Path to Productivity
The center opened June 3 and in just the first 30 days provided 7,500 bed nights and 7,000 meals. Services were provided with the help of 2,000 volunteer hours.
“We weren’t expecting to fill up so quickly,” said Victor Hightower, who does marketing for Gospel Rescue Mission. “We were expecting when we opened June 3 to take maybe 30, 40 people in. We took close to 200 the first day.”
The center opened with 250 beds and is expected to add another 100 when construction of the buildings is completed. Eventually, the completed campus will accommodate about 600 residents.
It seems as though the center covers every amenity, including a dog kennel, library, a work-out facility and a park.
One cool aspect was unexpected: The hotel had a movie theater. It’s been renovated with all new seats, sound and video, and is used for chapel and Friday movie nights.
“The main objective was not to house the homeless that are professional homeless, but to get these people to get training,” Lopez said, as well as clothing, food and self- respect.
People who need shelter but don’t want job training or addiction help are allowed to stay at the shelter for seven days. They must leave at 9 a.m. and can return at 5 p.m.
“Those who want to make a commitment to get training are also helped to prepare a résumé, practice interview skills and find a job. They can stay up to 90 days and longer if needed. Those with addictions who want to get their lives back can stay and get help for up to 18 months,” Lopez said.
‘An Open Heart’
To keep the center funded, donors will be offered the opportunity to sponsor a building with naming rights. That money will go into an endowment fund to be managed by an independent board of directors including a representative of the foundation and the mission, providing grants to nonprofits operating within the Center of Opportunity and to maintain the premises.
“I hope to stimulate others that also have been blessed to share their blessing with those who are less fortunate, and to support the many other nonprofits that operate within our community, making it a better place for all. We also need volunteers to help with the workload – as well as clothing, food and furniture which is given free of charge to those in need, no questions asked,” Lopez said.
Lopez grew up on welfare and got financial aid from the government to attend college. He appreciates what a helping hand can do.
“I’ve been very fortunate and blessed beyond my dreams. My children and grandchildren have been taken care of and I can’t take it with me. I’d rather help others by leaving our estate to this foundation to continue serving the many needs of our community.

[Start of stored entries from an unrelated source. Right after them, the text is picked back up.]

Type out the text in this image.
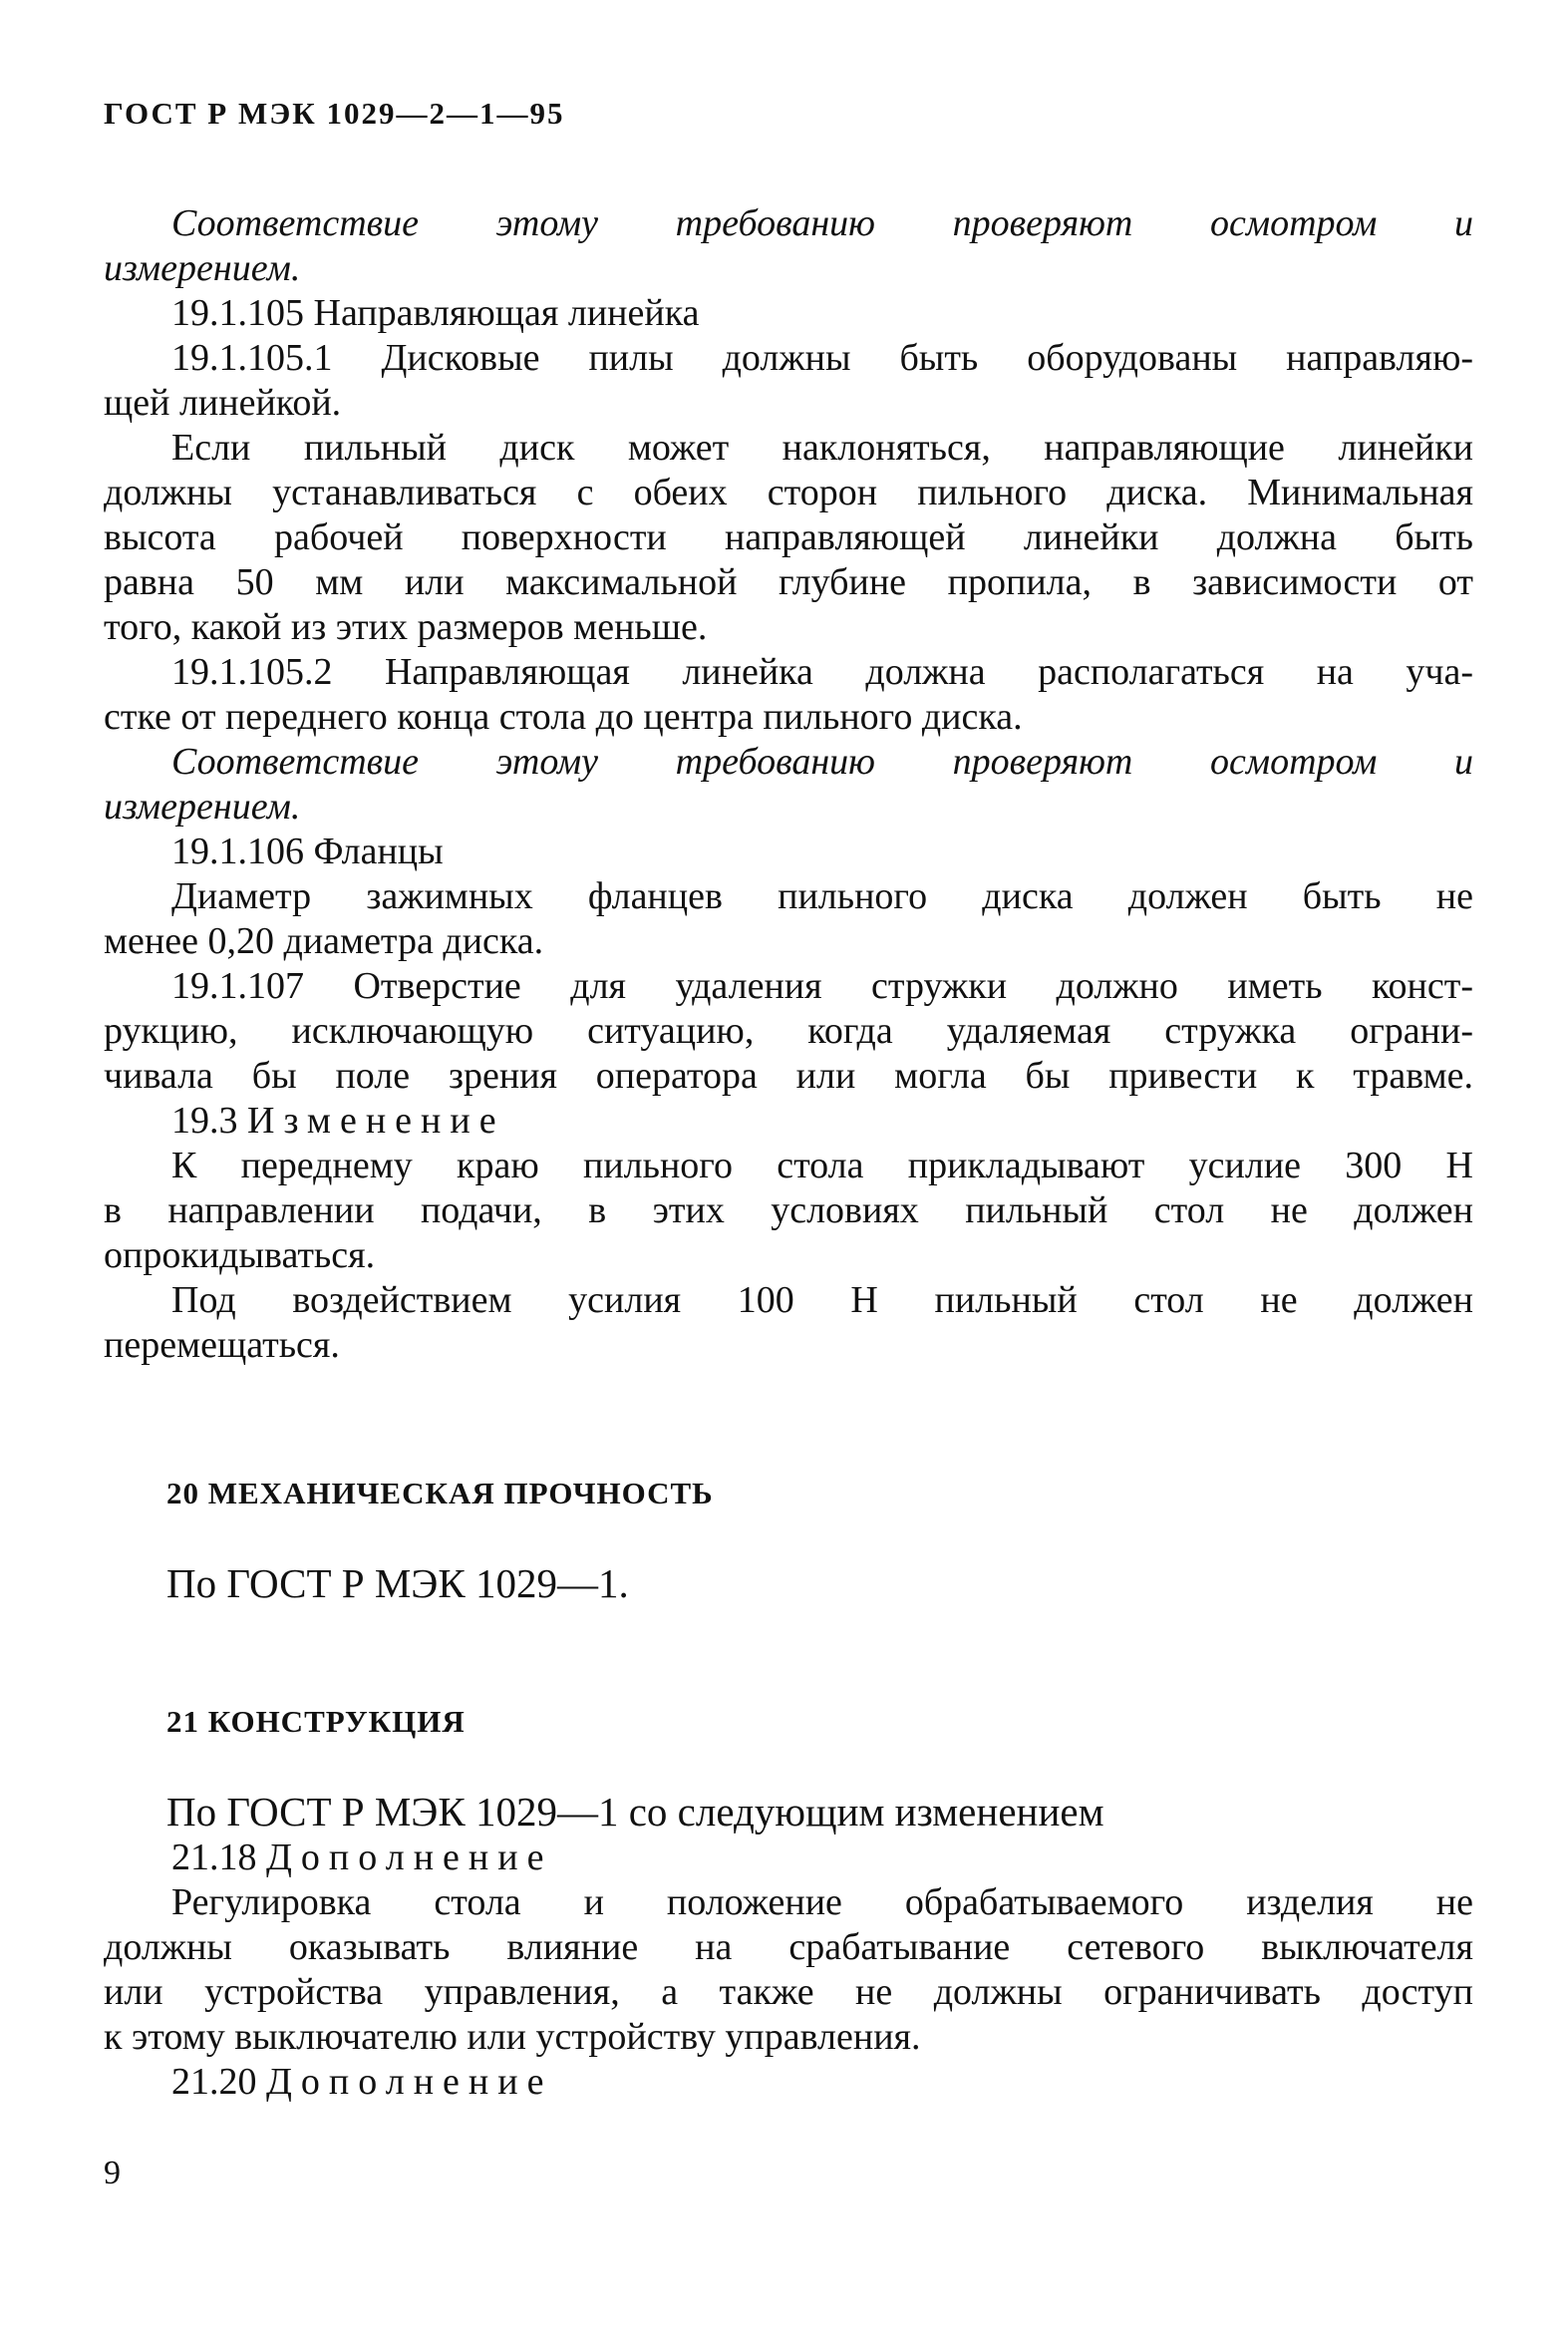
ГОСТ Р МЭК 1029—2—1—95

Соответствие этому требованию проверяют осмотром и
измерением.

19.1.105 Направляющая линейка

19.1.105.1 Дисковые пилы должны быть оборудованы направляю-
щей линейкой.

Если пильный диск может наклоняться, направляющие линейки
должны устанавливаться с обеих сторон пильного диска. Минимальная
высота рабочей поверхности направляющей линейки должна быть
равна 50 мм или максимальной глубине пропила, в зависимости от
того, какой из этих размеров меньше.

19.1.105.2 Направляющая линейка должна располагаться на уча-
стке от переднего конца стола до центра пильного диска.

Соответствие этому требованию проверяют осмотром и
измерением.

19.1.106 Фланцы

Диаметр зажимных фланцев пильного диска должен быть не
менее 0,20 диаметра диска.

19.1.107 Отверстие для удаления стружки должно иметь конст-
рукцию, исключающую ситуацию, когда удаляемая стружка ограни-
чивала бы поле зрения оператора или могла бы привести к травме.

19.3 Изменение

К переднему краю пильного стола прикладывают усилие 300 Н
в направлении подачи, в этих условиях пильный стол не должен
опрокидываться.

Под воздействием усилия 100 Н пильный стол не должен
перемещаться.

20 МЕХАНИЧЕСКАЯ ПРОЧНОСТЬ

По ГОСТ Р МЭК 1029—1.

21 КОНСТРУКЦИЯ

По ГОСТ Р МЭК 1029—1 со следующим изменением

21.18 Дополнение

Регулировка стола и положение обрабатываемого изделия не
должны оказывать влияние на срабатывание сетевого выключателя
или устройства управления, а также не должны ограничивать доступ
к этому выключателю или устройству управления.

21.20 Дополнение

9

“It’s payback. I was helped, went through college with government help, and so I’m paying back my blessings. I do it with an open heart. No one forces me. You do it out of your own goodness,” he said.
It’s amazing to watch people who were homeless and felt disconnected become productive people, said Martin of Good News Communication. One of those was his niece, a heroin addict who overdosed three times, went to jail and was put in a mental institution, all by the time she was 19.
She lasted one day at a rehab program Martin paid for. She ended up at the Gospel Rescue Mission, went through a nine-month program there and hasn’t used drugs for years. Today she is a cosmetologist.
“Her father, who was a cardiac technician, had to save her three times,” Martin said. “There’s no doubt in my mind that she would be dead by now if she hadn’t gone to the Gospel Rescue Mission.”